Google’s VideoPoet Can Generate Videos From Text Using AI: Here’s How

Google's VideoPoet is the video equivalent of Midjourney's AI-generated images.

  • Google has developed a text-to-video generator, that can also create audio based on the context of the video.
  • It can also fill in blank spaces, and add extra details to moving objects in videos.
  • Google’s VideoPoet has the potential to upgrade CGI in the entertainment industry.

Google has announced a new experimental large language model (LLM) named VideoPoet, which can generate videos from text, images, and even edit videos all with the help of artificial intelligence. It can also create sound for the video, based on the context of input provided by the user. Scientists at Google say that VideoPoet is a first-of-its-kind product which can generate coherent motions–which is still a challenge when it comes to AI-based video generation.

Although we have already seen the potential of AI content generators with the likes of Midjourney and DALL-E 3, these services cannot add enough motion to videos as compared to the details that they generate in images. Here’s where Google’s VideoPoet solves the problem as it is specially trained on multiple large language models (LLMs) to create animated content.

VideoPoet’s list of features is not just limited to video generation. Google has listed all the capabilities of its new AI bot which include:

  • Text-to-video: Generate videos using text input
  • Image-to-video: Create animated videos from images
  • Video Editing: Adding artefacts to videos using AI, including moving objects
  • Stylization: Adding special effects to videos such as colour grading, clip art styling, and more
  • Inpainting: Adding extra details to videos such as background, and filling in empty and masked spaces

The biggest differentiator between VideoPoet and other AI content generators is the way they handle filling out blank spaces. While Midjourney uses a diffusion-based process to generate backgrounds from random noise, VideoPoet uses visual tokens which are trained to adapt to the context of the video.

working of google videopoet
Steps of VideoPoet generating video and audio using tokens

VideoPoet then uses these visual tokens to process corresponding audio tokens using a sound stream encoder. This allows it to produce audio that matches the main subject and theme of the video.

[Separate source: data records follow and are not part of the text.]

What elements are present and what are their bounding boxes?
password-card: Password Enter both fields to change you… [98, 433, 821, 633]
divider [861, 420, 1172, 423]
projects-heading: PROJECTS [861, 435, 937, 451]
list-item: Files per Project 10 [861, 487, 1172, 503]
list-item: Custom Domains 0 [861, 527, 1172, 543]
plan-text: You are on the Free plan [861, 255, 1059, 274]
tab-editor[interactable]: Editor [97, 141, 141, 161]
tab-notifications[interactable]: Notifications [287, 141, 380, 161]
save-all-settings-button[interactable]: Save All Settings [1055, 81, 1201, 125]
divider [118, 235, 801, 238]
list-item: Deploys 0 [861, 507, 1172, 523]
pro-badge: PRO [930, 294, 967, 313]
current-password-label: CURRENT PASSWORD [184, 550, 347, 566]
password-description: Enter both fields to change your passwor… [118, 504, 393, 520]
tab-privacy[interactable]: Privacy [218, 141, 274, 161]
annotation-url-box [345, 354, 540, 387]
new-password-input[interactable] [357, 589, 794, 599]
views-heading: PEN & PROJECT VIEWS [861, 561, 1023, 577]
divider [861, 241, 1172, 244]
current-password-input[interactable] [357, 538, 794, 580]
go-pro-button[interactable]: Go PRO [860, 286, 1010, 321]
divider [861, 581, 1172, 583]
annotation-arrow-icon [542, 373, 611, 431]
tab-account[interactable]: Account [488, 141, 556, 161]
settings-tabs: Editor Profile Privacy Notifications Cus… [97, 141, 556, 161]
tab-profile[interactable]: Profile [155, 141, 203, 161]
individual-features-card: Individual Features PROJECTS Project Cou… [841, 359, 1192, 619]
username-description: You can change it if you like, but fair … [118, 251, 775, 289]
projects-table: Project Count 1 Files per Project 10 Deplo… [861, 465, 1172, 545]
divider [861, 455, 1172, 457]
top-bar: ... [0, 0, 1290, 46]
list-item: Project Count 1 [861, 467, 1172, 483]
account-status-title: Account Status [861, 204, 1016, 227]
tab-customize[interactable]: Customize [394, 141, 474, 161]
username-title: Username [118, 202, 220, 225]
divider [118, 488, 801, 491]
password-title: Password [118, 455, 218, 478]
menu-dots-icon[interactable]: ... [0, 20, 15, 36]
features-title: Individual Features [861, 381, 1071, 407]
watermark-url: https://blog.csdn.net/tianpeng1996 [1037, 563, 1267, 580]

VideoPoet: How it Creates ‘Realistic’ Videos

VideoPoet can create pixels in videos by identifying the subject and object in the video, just like how ChatGPT and Google Bard curate responses using a combination of words. This helps VideoPoet to create more realistic videos, as compared to blurry or less detailed animations from other services.

The applications of VideoPoet are endless. Considering that it is able to fill out black spaces, and even add extra artefacts to moving objects, VideoPoet could change the entertainment industry where CGI is still a challenging task.

Google says that VideoPoet also has the potential to generate longer videos. As of now, it can create around 8-10 seconds of videos with complete details.

videopoet samples

The company has showcased some short clips on its website with various examples of text-to-video generation. You can view all the samples on the Google Research blog.

However, VideoPoet is not available for access as of now, as this is just an announcement.

midjourney reddit
Midjourney’s Advancements in Image Quality (Reddit: r/midjourney)

Although the current clips displayed by Google may not look very appealing, the technology behind VideoPoet is fascinating in itself. We have already seen the progress made by Midjourney in the last two years, where it went from creating pixelated images to high-quality portraits. Hence, we can expect VideoPoet to come with more powerful features during its public release.